A lot, and not much.
Certainly, there have been major changes for millions of working people across the globe who are the victims of a global financial collapse they did not cause.
But it seems for the big end of town its business as usual with news that outgoing Qantas CEO Geoff Dixon and Boral’s Rod Pearse are pocketing $15 million between them despite a big slump in their company’s fortunes.
What is the business case for these payouts?
Hearing that company bosses are still getting golden handshakes is a cruel blow to the 420,000 Australians who have lost their jobs or suffered cuts to hours of work in the past 12 months since the onset of the Global Financial Collapse.
The GFC was caused by greed, hubris, excess, and recklessness on Wall Street and other financial centres. These conditions had been created by years of light-handed regulation, or de-regulation, of financial markets and corporate governance.
The panic that followed Lehman Brothers’ collapse saw an unprecedented response by governments in the last few months of 2008.
The United States government alone spent $US175 billion bailing out the nine largest banks. Around the world, that immediate response – which included unprecedented nationalisation of leading banks – was soon followed by massive fiscal and monetary programs to stimulate domestic economies, and prevent the world sliding into a second Great Depression.
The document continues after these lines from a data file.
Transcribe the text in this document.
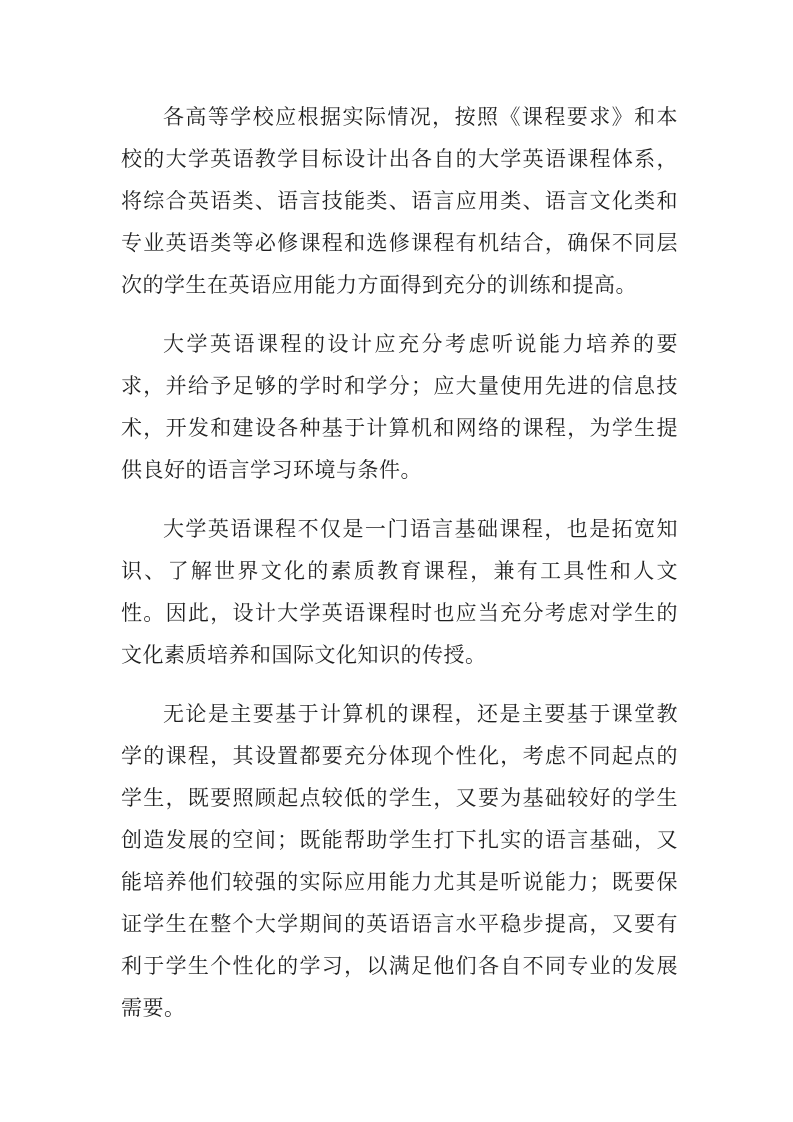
各高等学校应根据实际情况，按照《课程要求》和本校的大学英语教学目标设计出各自的大学英语课程体系，将综合英语类、语言技能类、语言应用类、语言文化类和专业英语类等必修课程和选修课程有机结合，确保不同层次的学生在英语应用能力方面得到充分的训练和提高。

大学英语课程的设计应充分考虑听说能力培养的要求，并给予足够的学时和学分；应大量使用先进的信息技术，开发和建设各种基于计算机和网络的课程，为学生提供良好的语言学习环境与条件。

大学英语课程不仅是一门语言基础课程，也是拓宽知识、了解世界文化的素质教育课程，兼有工具性和人文性。因此，设计大学英语课程时也应当充分考虑对学生的文化素质培养和国际文化知识的传授。

无论是主要基于计算机的课程，还是主要基于课堂教学的课程，其设置都要充分体现个性化，考虑不同起点的学生，既要照顾起点较低的学生，又要为基础较好的学生创造发展的空间；既能帮助学生打下扎实的语言基础，又能培养他们较强的实际应用能力尤其是听说能力；既要保证学生在整个大学期间的英语语言水平稳步提高，又要有利于学生个性化的学习，以满足他们各自不同专业的发展需要。
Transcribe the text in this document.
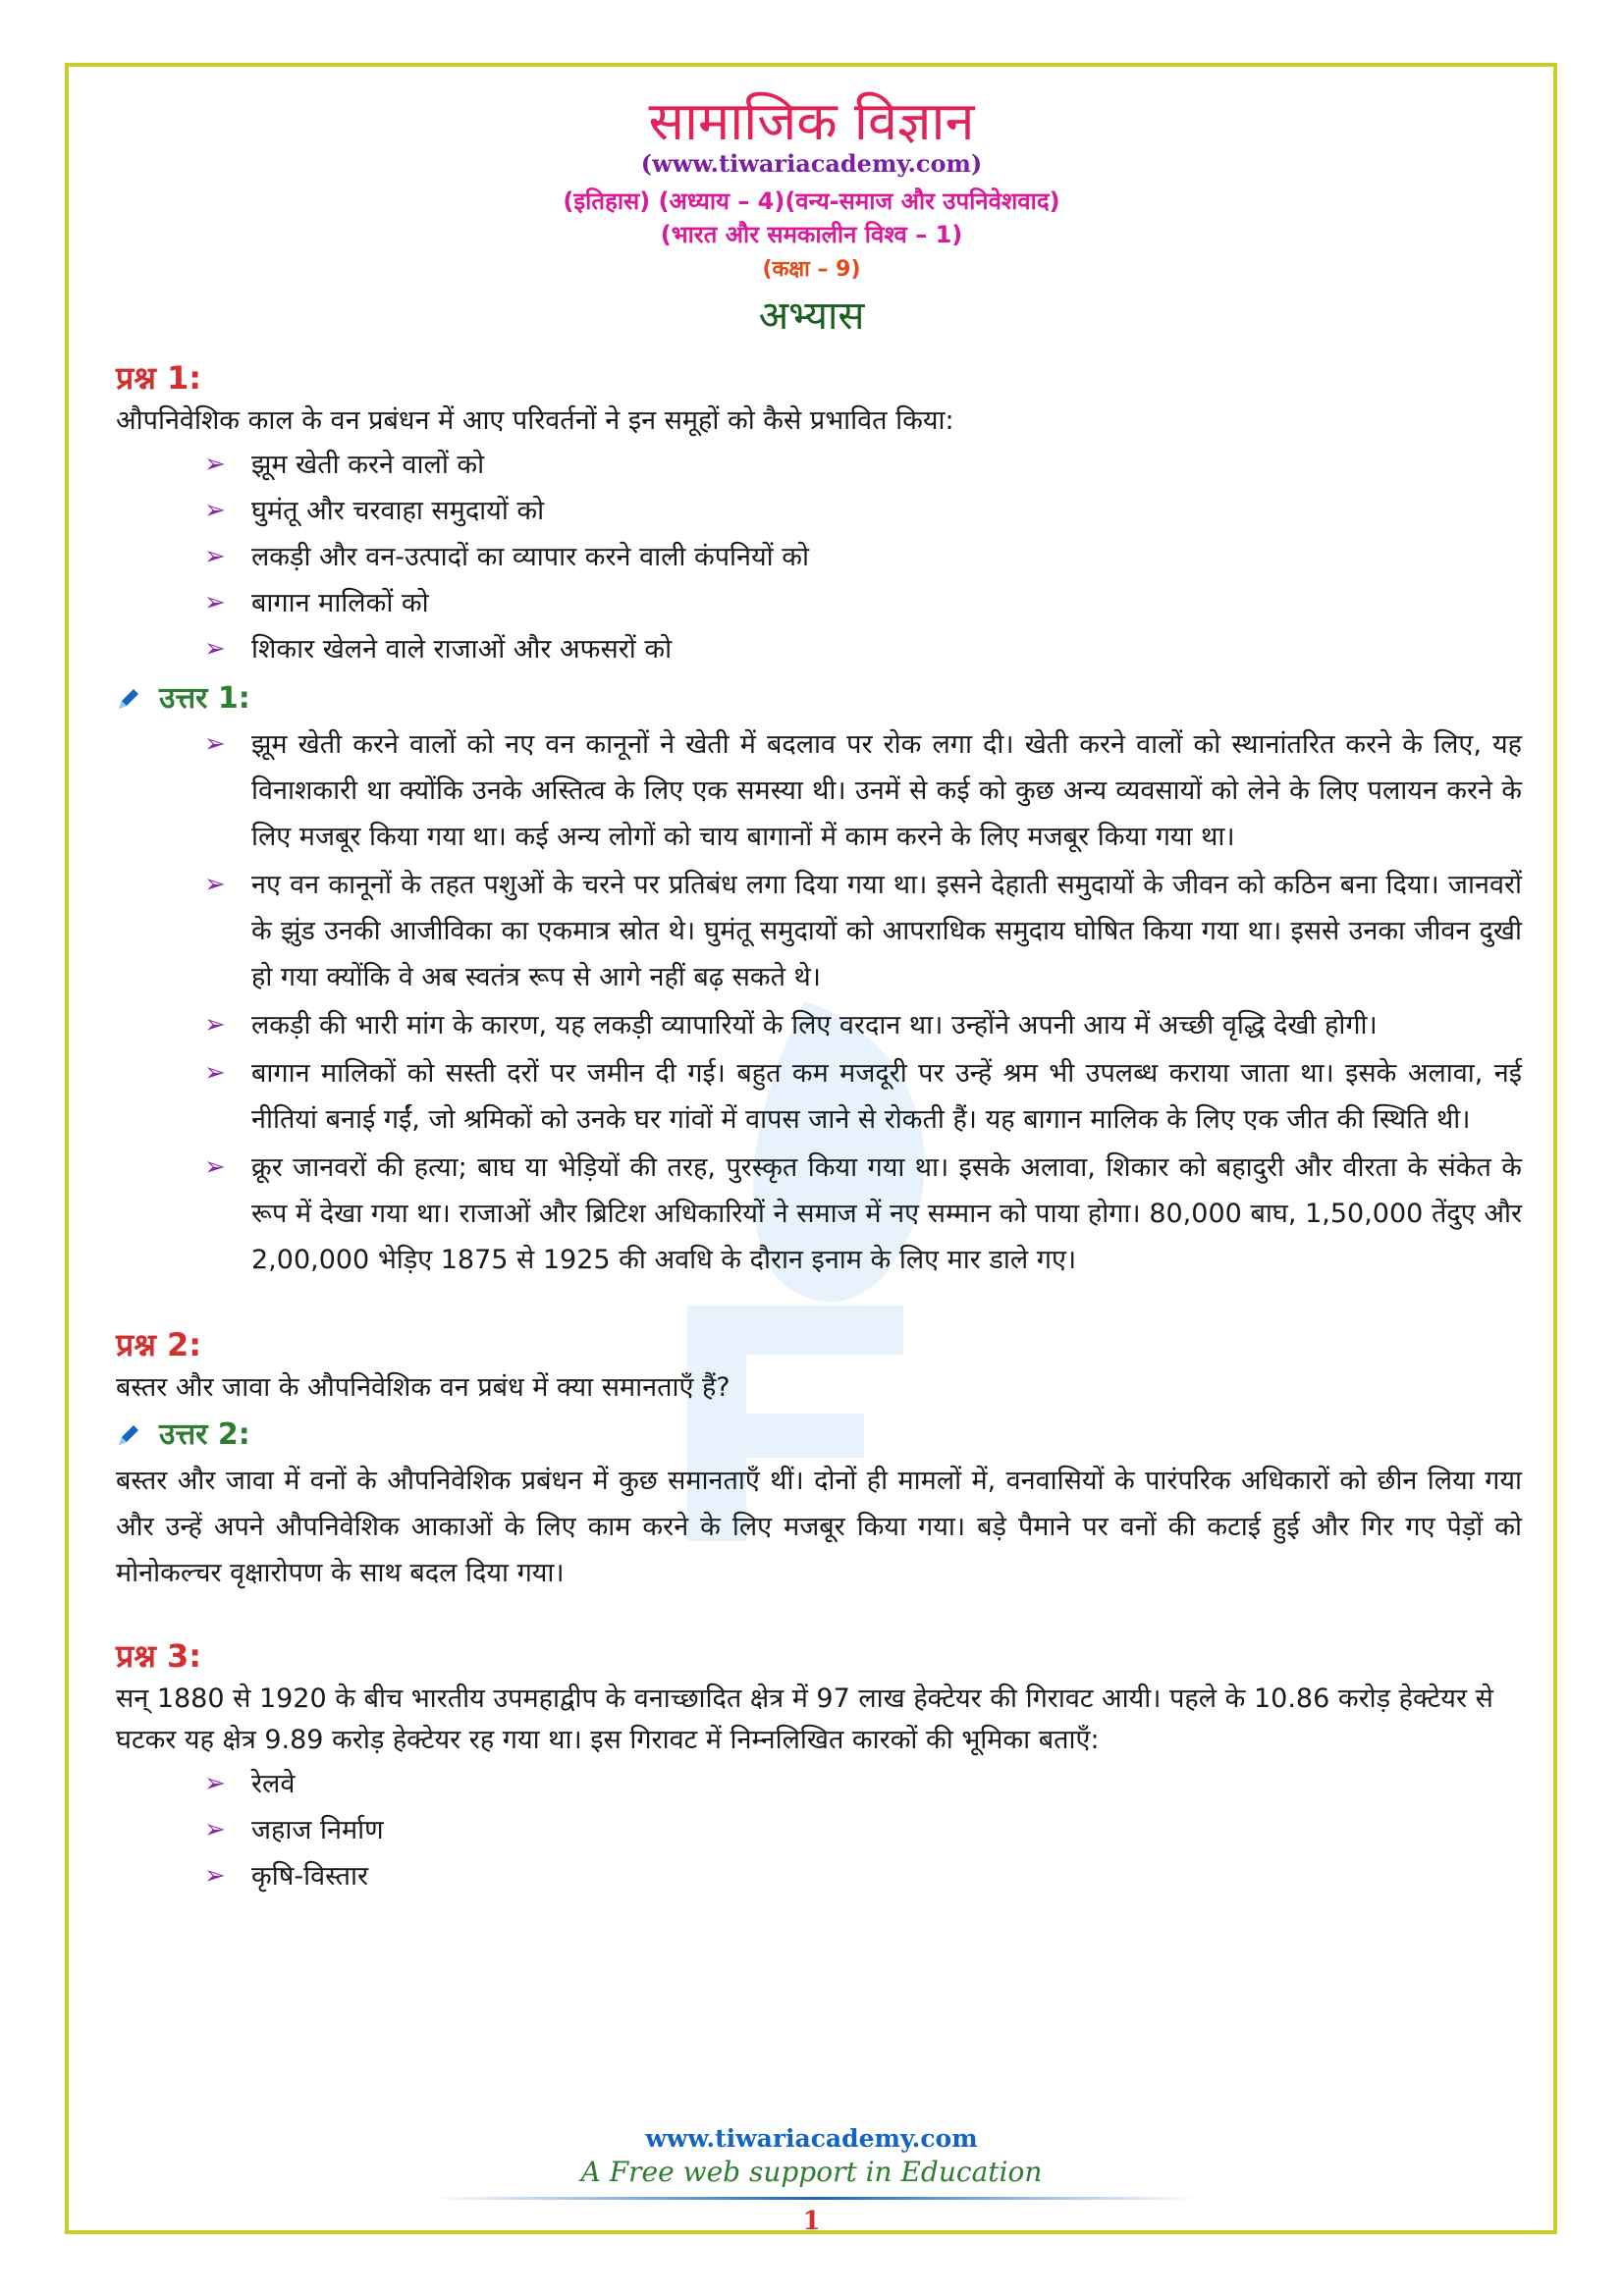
सामाजिक विज्ञान
(www.tiwariacademy.com)
(इतिहास) (अध्याय – 4)(वन्य-समाज और उपनिवेशवाद)
(भारत और समकालीन विश्व – 1)
(कक्षा – 9)
अभ्यास

प्रश्न 1:

औपनिवेशिक काल के वन प्रबंधन में आए परिवर्तनों ने इन समूहों को कैसे प्रभावित किया:

➢ झूम खेती करने वालों को
➢ घुमंतू और चरवाहा समुदायों को
➢ लकड़ी और वन-उत्पादों का व्यापार करने वाली कंपनियों को
➢ बागान मालिकों को
➢ शिकार खेलने वाले राजाओं और अफसरों को
उत्तर 1:
➢ झूम खेती करने वालों को नए वन कानूनों ने खेती में बदलाव पर रोक लगा दी। खेती करने वालों को स्थानांतरित करने के लिए, यह विनाशकारी था क्योंकि उनके अस्तित्व के लिए एक समस्या थी। उनमें से कई को कुछ अन्य व्यवसायों को लेने के लिए पलायन करने के लिए मजबूर किया गया था। कई अन्य लोगों को चाय बागानों में काम करने के लिए मजबूर किया गया था।
➢ नए वन कानूनों के तहत पशुओं के चरने पर प्रतिबंध लगा दिया गया था। इसने देहाती समुदायों के जीवन को कठिन बना दिया। जानवरों के झुंड उनकी आजीविका का एकमात्र स्रोत थे। घुमंतू समुदायों को आपराधिक समुदाय घोषित किया गया था। इससे उनका जीवन दुखी हो गया क्योंकि वे अब स्वतंत्र रूप से आगे नहीं बढ़ सकते थे।
➢ लकड़ी की भारी मांग के कारण, यह लकड़ी व्यापारियों के लिए वरदान था। उन्होंने अपनी आय में अच्छी वृद्धि देखी होगी।
➢ बागान मालिकों को सस्ती दरों पर जमीन दी गई। बहुत कम मजदूरी पर उन्हें श्रम भी उपलब्ध कराया जाता था। इसके अलावा, नई नीतियां बनाई गईं, जो श्रमिकों को उनके घर गांवों में वापस जाने से रोकती हैं। यह बागान मालिक के लिए एक जीत की स्थिति थी।
➢ क्रूर जानवरों की हत्या; बाघ या भेड़ियों की तरह, पुरस्कृत किया गया था। इसके अलावा, शिकार को बहादुरी और वीरता के संकेत के रूप में देखा गया था। राजाओं और ब्रिटिश अधिकारियों ने समाज में नए सम्मान को पाया होगा। 80,000 बाघ, 1,50,000 तेंदुए और 2,00,000 भेड़िए 1875 से 1925 की अवधि के दौरान इनाम के लिए मार डाले गए।

प्रश्न 2:

बस्तर और जावा के औपनिवेशिक वन प्रबंध में क्या समानताएँ हैं?

उत्तर 2:

बस्तर और जावा में वनों के औपनिवेशिक प्रबंधन में कुछ समानताएँ थीं। दोनों ही मामलों में, वनवासियों के पारंपरिक अधिकारों को छीन लिया गया और उन्हें अपने औपनिवेशिक आकाओं के लिए काम करने के लिए मजबूर किया गया। बड़े पैमाने पर वनों की कटाई हुई और गिर गए पेड़ों को मोनोकल्चर वृक्षारोपण के साथ बदल दिया गया।

प्रश्न 3:

सन् 1880 से 1920 के बीच भारतीय उपमहाद्वीप के वनाच्छादित क्षेत्र में 97 लाख हेक्टेयर की गिरावट आयी। पहले के 10.86 करोड़ हेक्टेयर से घटकर यह क्षेत्र 9.89 करोड़ हेक्टेयर रह गया था। इस गिरावट में निम्नलिखित कारकों की भूमिका बताएँ:

➢ रेलवे
➢ जहाज निर्माण
➢ कृषि-विस्तार
www.tiwariacademy.com
A Free web support in Education
1
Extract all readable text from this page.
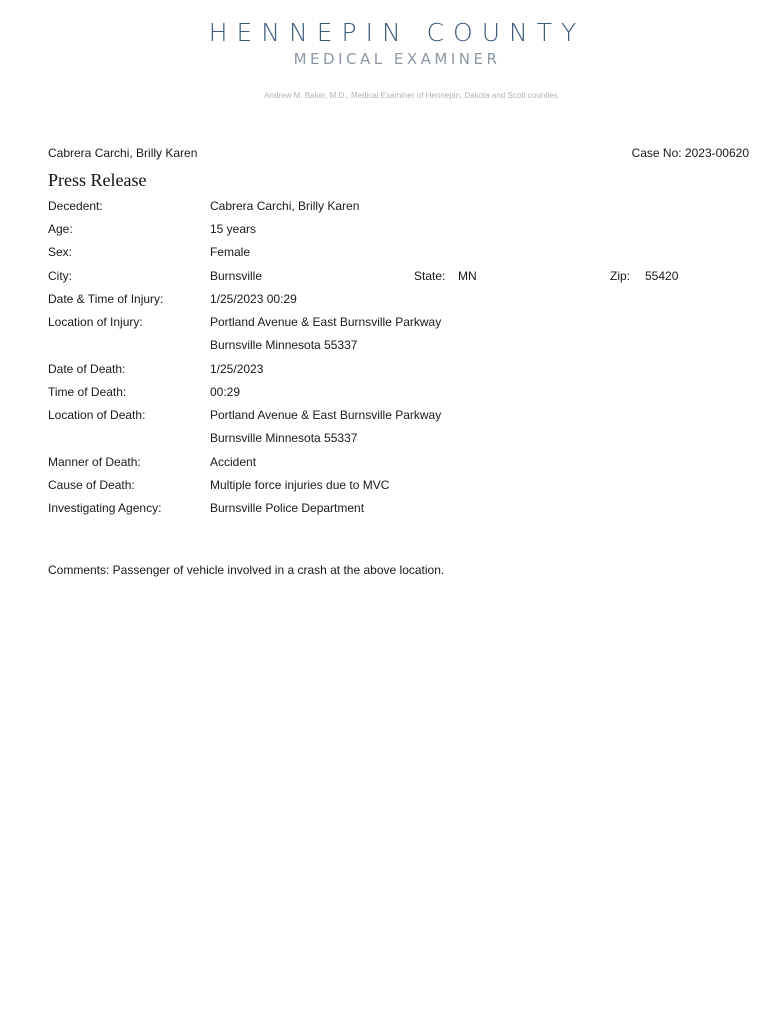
HENNEPIN COUNTY
MEDICAL EXAMINER
Andrew M. Baker, M.D., Medical Examiner of Hennepin, Dakota and Scott counties
Cabrera Carchi, Brilly Karen	Case No: 2023-00620
Press Release
Decedent:	Cabrera Carchi, Brilly Karen
Age:	15 years
Sex:	Female
City:	Burnsville	State: MN	Zip: 55420
Date & Time of Injury:	1/25/2023 00:29
Location of Injury:	Portland Avenue & East Burnsville Parkway
Burnsville Minnesota 55337
Date of Death:	1/25/2023
Time of Death:	00:29
Location of Death:	Portland Avenue & East Burnsville Parkway
Burnsville Minnesota 55337
Manner of Death:	Accident
Cause of Death:	Multiple force injuries due to MVC
Investigating Agency:	Burnsville Police Department
Comments: Passenger of vehicle involved in a crash at the above location.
It is estimated that in 2009, the G20 nations will spend an extra $US692 billion on stimulus measures – about 1.1 per cent of global GDP.
In Australia, the Rudd Government has committed an initial $10 billion and then a further $42 billion (5.4 per cent of GDP) to its stimulus packages, with the result that, according to the OECD, up to 200,000 jobs have been saved.
Yet more than 200,000 jobs have been lost over the past 12 months, another 220,000 workers have had their hours cut, and the toll is still rising.
The International Labour Organisation says worldwide unemployment is likely to increase by up to 59 million by the end of the year, while more than 200 million workers could be pushed into extreme poverty. The OECD Employment outlook is equally bleak.
But, at the same time, not enough has changed to address the causes of the GFC.
The business culture of risk-taking in greedy pursuit of short-term gains and reckless behaviour that places long-term viability and job security in jeopardy must be reined in.
Why shouldn’t we be angry when the $US32.6 billion in bonuses paid to executives in the nine largest US banks in 2008 was enough to cancel the remaining debt of all Heavily Indebted Poor Countries or cover the gap in education costs for the poorest 68 countries for three years.
Sadly, it already seems that after a brief pause, many in the corporate world want a resumption of business as usual.
That is why this week’s summit of G20 leaders in Pittsburgh must re-commit to reforms that strengthen the economy and set us on a path to a more sustainable and equitable economic future.
There can be no return to the failed policies and flawed thinking that caused the GFC.
It is essential for the G20 to proceed with a comprehensive program that tackles unemployment, supports developing countries and reforms financial regulation and the system of global governance. We must build a new model for a balanced global economy, including real action on climate change to create a low-carbon world.
Those who argue that the recovery has begun are either naïve or self-interested.
The “green shoots” that have economists declaring recovery have been confined to stock markets and business confidence.
The true yardstick of a recovery in the real economy will be when jobs begin growing strongly again.
But the latest forecasts confirm high worldwide unemployment will extend well into at least 2011.
Unemployment is the largest single threat to recovery, and it would be dangerously premature to begin winding back stimulus measures. Indeed, it may be the case that some G20 countries must boost their stimulus programs until there are clear signs of recovery.
The reform process has only just begun, and the G20 leaders must not drop the ball on business regulation to prevent financial mismanagement and corporate excess or walk away from the job before it is done.
Global unions have proposed a comprehensive plan, which includes employment, ending tax and regulatory havens, clamping down on the ‘shadow’ financial economy, protecting working families against predatory lending, preventing asset bubbles and reducing leverage risks in private banking, and controlling executive remuneration.
In Australia there are 420,000 reasons why the regulatory reform must continue. Those who have lost their jobs or too many hours know all too well the costs of continued unemployment and underemployment.
There are tens of millions more like them around the world. I urge the G20 leaders not to let them down.